FE configuration items
FE configuration item | Type | Default value | Description |
---|---|---|---|
enable_statistic_collect | BOOLEAN | TRUE | Whether to collect statistics. This parameter is turned on by default. |
enable_collect_full_statistic | BOOLEAN | TRUE | Whether to enable automatic full statistics collection. This parameter is turned on by default. |
statistic_auto_collect_ratio | FLOAT | 0.8 | The threshold for determining whether the statistics for automatic collection are healthy. If statistics health is below this threshold, automatic collection is triggered. |
statistic_max_full_collect_data_size | LONG | 100 | The size of the largest partition for automatic collection to collect data. Unit: GB.If a partition exceeds this value, full collection is discarded and sampled collection is performed instead. |
statistic_collect_interval_sec | LONG | 300 | The interval for checking data updates during automatic collection. Unit: seconds. |
statistic_sample_collect_rows | LONG | 200000 | The minimum number of rows to collect for sampled collection. If the parameter value exceeds the actual number of rows in your table, full collection is performed. |
statistic_collect_concurrency | INT | 3 | The maximum number of manual collection tasks that can run in parallel. The value defaults to 3, which means you can run a maximum of three manual collections tasks in parallel.

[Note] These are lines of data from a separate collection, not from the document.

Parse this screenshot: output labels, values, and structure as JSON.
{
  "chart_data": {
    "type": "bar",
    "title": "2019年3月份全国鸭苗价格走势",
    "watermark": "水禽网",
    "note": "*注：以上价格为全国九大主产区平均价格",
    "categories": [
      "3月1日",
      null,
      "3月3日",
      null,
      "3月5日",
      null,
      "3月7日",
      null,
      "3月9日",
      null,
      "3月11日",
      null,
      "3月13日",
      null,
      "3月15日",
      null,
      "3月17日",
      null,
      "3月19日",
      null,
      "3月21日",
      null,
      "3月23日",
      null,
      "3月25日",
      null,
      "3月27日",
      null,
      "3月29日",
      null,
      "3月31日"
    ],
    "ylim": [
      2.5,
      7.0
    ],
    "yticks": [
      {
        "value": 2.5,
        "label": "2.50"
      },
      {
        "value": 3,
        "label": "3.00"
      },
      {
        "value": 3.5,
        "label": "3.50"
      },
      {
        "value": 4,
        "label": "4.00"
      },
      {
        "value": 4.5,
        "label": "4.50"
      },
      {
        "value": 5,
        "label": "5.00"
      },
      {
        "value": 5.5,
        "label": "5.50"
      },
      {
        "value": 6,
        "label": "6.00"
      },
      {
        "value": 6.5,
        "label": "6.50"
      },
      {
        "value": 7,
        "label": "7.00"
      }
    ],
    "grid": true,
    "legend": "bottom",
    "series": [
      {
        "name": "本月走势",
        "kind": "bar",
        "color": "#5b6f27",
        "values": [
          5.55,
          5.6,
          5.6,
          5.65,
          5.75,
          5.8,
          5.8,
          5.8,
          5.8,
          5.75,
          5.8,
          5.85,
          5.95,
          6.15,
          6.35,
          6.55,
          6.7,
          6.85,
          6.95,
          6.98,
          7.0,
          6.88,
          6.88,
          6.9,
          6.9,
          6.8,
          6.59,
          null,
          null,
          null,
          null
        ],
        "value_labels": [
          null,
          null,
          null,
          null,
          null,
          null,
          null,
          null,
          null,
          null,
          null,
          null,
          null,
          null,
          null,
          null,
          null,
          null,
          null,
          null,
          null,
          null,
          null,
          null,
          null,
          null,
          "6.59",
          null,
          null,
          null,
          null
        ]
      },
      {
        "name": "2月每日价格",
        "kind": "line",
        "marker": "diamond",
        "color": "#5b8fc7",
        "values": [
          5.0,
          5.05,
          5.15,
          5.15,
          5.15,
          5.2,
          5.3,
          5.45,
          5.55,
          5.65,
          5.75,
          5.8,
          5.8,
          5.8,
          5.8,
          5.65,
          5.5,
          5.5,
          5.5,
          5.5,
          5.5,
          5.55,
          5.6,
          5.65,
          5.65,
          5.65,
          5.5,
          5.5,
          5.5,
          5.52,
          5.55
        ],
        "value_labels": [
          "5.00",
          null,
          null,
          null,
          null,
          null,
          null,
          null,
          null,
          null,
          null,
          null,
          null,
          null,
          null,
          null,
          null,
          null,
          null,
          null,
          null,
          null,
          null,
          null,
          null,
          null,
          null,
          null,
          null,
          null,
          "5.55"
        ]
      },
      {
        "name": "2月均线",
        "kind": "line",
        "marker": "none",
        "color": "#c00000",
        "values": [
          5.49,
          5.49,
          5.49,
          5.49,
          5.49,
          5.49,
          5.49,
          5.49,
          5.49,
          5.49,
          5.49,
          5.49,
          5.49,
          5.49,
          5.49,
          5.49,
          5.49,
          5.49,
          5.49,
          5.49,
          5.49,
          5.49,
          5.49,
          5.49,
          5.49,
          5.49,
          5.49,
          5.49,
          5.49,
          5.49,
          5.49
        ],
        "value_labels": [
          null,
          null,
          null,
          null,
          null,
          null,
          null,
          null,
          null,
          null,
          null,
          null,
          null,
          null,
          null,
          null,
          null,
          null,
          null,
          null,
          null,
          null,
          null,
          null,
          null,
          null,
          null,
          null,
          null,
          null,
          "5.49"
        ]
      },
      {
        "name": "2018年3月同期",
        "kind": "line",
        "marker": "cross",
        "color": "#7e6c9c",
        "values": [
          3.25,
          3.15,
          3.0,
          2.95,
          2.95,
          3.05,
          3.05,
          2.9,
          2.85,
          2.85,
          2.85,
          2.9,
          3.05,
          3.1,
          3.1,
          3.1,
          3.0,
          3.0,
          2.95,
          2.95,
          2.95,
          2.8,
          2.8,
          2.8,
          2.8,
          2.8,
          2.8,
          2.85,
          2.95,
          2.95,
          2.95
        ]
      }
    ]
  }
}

If the value is exceeded, incoming tasks will be in the PENDING state, waiting to be scheduled. |
histogram_buckets_size | LONG | 64 | The default bucket number for a histogram. |
histogram_mcv_size | LONG | 100 | The number of most common values (MVC) for a histogram. |
histogram_sample_ratio | FLOAT | 0.1 | The sampling ratio for a histogram. |
histogram_max_sample_row_count | LONG | 10000000 | The maximum number of rows to collect for a histogram. |
statistic_manager_sleep_time_sec | LONG | 60 | The interval at which metadata is scheduled. Unit: seconds. The system performs the following operations based on this interval:Create tables for storing statistics.Delete statistics that have been deleted.Delete expired statistics. |
statistic_analyze_status_keep_second | LONG | 259200 | The duration to retain the history of collection tasks. The default value is 3 days. Unit: seconds. |
References
- To query FE configuration items, run ADMIN SHOW CONFIG.
- To modify FE configuration items, run ADMIN SET CONFIG.